IG BCE
Gewerkschaft will mehr Krisenhilfe für die Realwirtschaft

Hubertus Schmoldt fordert, den "Wirtschaftsfonds Deutschland" aufzustocken, um notleidenden Unternehmen zu helfen. Ebenso will der scheidende Vorsitzende der Gewerkschaft Bergbau, Chemie und Energie Änderungen beim Kurzarbeitergeld. Neben Schmoldt gibt auch Tariffachmann Werner Bischoff sein Vorstandsamt an einen jüngeren Nachfolger ab.

BERLIN. Der scheidende Vorsitzende der Gewerkschaft Bergbau, Chemie, Energie (IG BCE), Hubertus Schmoldt, hat von der Regierung erhebliche weitere Anstrengungen im Kampf gegen die Folgen der Wirtschaftskrise gefordert. Schmoldt sprach sich am Montag in Hannover dafür aus, im Bedarfsfall den "Wirtschaftsfonds Deutschland" zur Stützung notleidender Unternehmen zügig aufzustocken, sollte sich dieser als zu knapp erweisen. Zudem machte er sich für zusätzliche Änderungen beim Kurzarbeitergeld stark.

Der Rahmen des bisher 115 Mrd. Euro umfassenden Wirtschaftsfonds müsse im Bedarfsfall "unverzüglich" ausgeweitet werden, sagte Schmoldt, der selbst dem dafür zuständigen Lenkungsrat angehört. Zudem kritisierte er, für kleinere und mittlere Betriebe seien im Unterschied zu Großunternehmen die Hürden zu hoch, unter den Schirm zu schlüpfen. Es sei inakzeptabel, wenn den Banken als "Verursachern der Krise die öffentliche Hilfe zuteil wird, die den Opfern der Krise weitgehend versagt bleibt", klagte Schmoldt.

Beim Kurzarbeitergeld forderte er eine Anhebung der Leistungen für ältere Beschäftigte, sofern im gleichen Zuge Berufseinsteiger gefördert werden. Das Kurzarbeitergeld für Beschäftigte ab 60 Jahren solle auf 90 Prozent des regulären Lohns aufgestockt werden - unter der Bedingung, dass die Älteren auf Kurzarbeit Null gehen und dafür junge Facharbeiter oder Hochschulabsolventen eingestellt werden.

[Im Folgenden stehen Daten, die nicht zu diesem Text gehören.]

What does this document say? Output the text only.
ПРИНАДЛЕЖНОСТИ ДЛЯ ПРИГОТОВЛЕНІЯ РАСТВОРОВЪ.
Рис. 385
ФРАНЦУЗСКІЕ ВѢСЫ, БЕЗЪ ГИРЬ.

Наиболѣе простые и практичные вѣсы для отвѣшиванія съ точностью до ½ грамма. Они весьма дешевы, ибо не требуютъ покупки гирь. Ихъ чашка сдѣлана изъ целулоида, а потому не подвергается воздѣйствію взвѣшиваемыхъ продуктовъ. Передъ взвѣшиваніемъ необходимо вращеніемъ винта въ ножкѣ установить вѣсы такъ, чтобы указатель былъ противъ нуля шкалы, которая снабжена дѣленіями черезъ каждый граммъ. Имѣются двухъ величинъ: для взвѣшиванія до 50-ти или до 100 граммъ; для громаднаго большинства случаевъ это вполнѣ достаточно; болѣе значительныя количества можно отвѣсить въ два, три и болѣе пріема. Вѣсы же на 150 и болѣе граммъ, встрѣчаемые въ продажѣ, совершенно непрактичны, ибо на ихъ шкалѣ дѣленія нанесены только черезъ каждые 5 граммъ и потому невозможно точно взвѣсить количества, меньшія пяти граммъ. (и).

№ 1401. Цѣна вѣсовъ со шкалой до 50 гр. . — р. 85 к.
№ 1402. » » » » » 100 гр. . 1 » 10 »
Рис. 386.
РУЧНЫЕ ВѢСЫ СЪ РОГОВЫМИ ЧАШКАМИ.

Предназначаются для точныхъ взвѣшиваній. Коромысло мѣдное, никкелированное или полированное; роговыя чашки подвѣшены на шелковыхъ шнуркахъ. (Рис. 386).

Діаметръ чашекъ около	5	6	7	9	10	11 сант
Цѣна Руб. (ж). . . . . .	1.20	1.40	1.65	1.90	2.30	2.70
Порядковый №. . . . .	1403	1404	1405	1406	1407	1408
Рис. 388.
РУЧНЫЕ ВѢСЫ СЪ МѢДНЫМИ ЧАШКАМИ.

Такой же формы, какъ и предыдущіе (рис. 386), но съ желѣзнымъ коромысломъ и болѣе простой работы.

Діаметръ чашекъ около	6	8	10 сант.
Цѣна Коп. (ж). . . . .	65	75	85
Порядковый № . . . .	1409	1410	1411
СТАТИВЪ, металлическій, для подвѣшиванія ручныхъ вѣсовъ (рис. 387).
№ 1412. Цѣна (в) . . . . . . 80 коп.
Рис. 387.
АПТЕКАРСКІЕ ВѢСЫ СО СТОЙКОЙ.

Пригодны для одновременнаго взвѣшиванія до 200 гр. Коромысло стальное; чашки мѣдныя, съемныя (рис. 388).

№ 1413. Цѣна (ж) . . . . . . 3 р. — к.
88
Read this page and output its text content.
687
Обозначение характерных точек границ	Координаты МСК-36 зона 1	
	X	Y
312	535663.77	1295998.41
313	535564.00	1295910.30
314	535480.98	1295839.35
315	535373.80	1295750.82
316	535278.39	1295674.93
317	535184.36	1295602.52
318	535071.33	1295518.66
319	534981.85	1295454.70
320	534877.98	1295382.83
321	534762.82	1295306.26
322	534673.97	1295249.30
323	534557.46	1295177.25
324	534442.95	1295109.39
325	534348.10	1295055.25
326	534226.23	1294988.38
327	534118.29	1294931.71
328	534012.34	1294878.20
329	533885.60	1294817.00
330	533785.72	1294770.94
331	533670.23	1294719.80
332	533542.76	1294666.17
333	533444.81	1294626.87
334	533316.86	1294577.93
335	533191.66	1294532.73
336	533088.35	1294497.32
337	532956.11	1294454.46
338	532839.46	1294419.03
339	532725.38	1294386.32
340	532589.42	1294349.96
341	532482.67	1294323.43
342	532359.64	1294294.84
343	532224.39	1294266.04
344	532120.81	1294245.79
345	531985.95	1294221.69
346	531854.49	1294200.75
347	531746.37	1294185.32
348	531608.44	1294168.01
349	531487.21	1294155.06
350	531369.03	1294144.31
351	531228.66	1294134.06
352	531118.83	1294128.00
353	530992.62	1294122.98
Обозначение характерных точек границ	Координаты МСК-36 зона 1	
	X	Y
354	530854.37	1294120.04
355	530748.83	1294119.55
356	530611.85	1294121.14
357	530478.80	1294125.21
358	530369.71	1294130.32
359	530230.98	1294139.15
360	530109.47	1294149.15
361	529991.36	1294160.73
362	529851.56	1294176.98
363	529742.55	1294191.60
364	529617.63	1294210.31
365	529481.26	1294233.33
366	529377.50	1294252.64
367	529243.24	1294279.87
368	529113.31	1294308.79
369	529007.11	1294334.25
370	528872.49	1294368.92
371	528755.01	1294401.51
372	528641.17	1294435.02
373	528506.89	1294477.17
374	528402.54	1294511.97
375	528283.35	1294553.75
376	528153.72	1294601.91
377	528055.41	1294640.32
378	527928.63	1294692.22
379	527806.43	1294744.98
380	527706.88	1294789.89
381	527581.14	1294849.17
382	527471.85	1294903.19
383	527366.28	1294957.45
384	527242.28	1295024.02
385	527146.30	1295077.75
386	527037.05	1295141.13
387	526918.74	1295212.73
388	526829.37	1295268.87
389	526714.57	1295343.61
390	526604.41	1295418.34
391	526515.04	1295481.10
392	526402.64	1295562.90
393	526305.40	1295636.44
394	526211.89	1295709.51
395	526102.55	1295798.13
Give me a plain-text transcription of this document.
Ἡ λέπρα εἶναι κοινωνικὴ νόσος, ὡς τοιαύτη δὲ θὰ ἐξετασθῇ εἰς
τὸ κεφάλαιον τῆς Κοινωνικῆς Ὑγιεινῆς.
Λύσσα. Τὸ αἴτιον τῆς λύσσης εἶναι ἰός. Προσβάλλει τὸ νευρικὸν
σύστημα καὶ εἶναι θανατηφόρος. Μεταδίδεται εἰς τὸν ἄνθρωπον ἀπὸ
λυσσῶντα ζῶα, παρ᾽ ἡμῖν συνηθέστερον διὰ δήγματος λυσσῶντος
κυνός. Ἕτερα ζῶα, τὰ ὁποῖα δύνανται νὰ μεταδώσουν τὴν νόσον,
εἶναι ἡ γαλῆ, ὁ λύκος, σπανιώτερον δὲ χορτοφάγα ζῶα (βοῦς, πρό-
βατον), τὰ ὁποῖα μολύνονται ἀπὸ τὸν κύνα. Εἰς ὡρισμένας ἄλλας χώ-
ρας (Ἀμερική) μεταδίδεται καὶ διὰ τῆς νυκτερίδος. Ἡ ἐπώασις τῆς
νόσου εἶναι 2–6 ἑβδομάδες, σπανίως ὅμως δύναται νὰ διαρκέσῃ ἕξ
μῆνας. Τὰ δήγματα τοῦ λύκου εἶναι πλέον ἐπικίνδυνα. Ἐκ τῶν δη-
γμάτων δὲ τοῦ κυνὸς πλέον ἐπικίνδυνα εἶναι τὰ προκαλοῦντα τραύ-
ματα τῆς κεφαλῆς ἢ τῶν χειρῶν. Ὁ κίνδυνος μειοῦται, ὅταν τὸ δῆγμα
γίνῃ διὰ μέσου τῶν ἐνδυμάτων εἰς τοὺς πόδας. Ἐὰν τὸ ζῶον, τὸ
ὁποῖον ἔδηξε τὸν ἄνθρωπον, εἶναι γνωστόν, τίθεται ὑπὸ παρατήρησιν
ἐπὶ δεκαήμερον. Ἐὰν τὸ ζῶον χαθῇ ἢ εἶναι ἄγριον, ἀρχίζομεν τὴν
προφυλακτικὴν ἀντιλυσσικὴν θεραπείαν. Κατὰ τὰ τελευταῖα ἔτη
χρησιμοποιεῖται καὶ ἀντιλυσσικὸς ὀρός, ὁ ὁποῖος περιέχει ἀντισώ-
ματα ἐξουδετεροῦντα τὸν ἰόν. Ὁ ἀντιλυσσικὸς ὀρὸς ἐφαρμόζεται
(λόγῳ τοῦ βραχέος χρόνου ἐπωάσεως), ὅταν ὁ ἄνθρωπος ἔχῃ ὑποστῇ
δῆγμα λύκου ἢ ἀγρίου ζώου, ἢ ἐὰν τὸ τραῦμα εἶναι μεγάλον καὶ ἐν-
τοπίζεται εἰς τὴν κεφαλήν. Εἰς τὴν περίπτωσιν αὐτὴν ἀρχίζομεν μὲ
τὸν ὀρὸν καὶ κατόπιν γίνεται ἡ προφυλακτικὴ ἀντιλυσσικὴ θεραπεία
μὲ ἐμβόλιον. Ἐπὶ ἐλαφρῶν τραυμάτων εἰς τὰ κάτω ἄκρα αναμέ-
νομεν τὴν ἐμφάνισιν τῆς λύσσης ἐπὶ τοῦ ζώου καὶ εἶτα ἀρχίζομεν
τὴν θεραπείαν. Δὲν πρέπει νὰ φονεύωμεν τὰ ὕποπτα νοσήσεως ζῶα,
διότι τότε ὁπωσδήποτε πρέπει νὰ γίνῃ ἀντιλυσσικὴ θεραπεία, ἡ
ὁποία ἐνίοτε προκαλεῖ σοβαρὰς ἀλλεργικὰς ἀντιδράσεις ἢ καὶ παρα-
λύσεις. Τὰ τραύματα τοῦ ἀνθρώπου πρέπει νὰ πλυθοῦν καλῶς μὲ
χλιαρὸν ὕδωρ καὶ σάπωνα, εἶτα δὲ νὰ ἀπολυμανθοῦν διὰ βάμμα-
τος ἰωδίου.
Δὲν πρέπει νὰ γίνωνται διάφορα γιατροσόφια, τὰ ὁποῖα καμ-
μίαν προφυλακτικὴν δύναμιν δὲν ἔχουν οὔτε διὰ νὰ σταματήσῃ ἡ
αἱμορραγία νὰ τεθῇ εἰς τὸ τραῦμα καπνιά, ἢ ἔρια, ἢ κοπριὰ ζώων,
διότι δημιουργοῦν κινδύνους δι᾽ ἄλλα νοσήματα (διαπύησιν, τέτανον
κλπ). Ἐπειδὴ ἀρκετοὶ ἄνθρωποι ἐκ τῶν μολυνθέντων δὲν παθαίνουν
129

Damit machte Schmoldt zum näher rückenden Ende seiner Amtszeit noch einmal Druck, mit einem Paket zur aktiven Krisenbekämpfung Arbeitsplätze zu sichern und einem Einbruch am Ausbildungsmarkt entgegen zu wirken. Mit einem insgesamt sechs Seiten umfassenden Maßnahmenkatalog befasste sich am Abend auch der Beirat der IG BCE, das höchste Gremium nach dem Gewerkschaftskongress.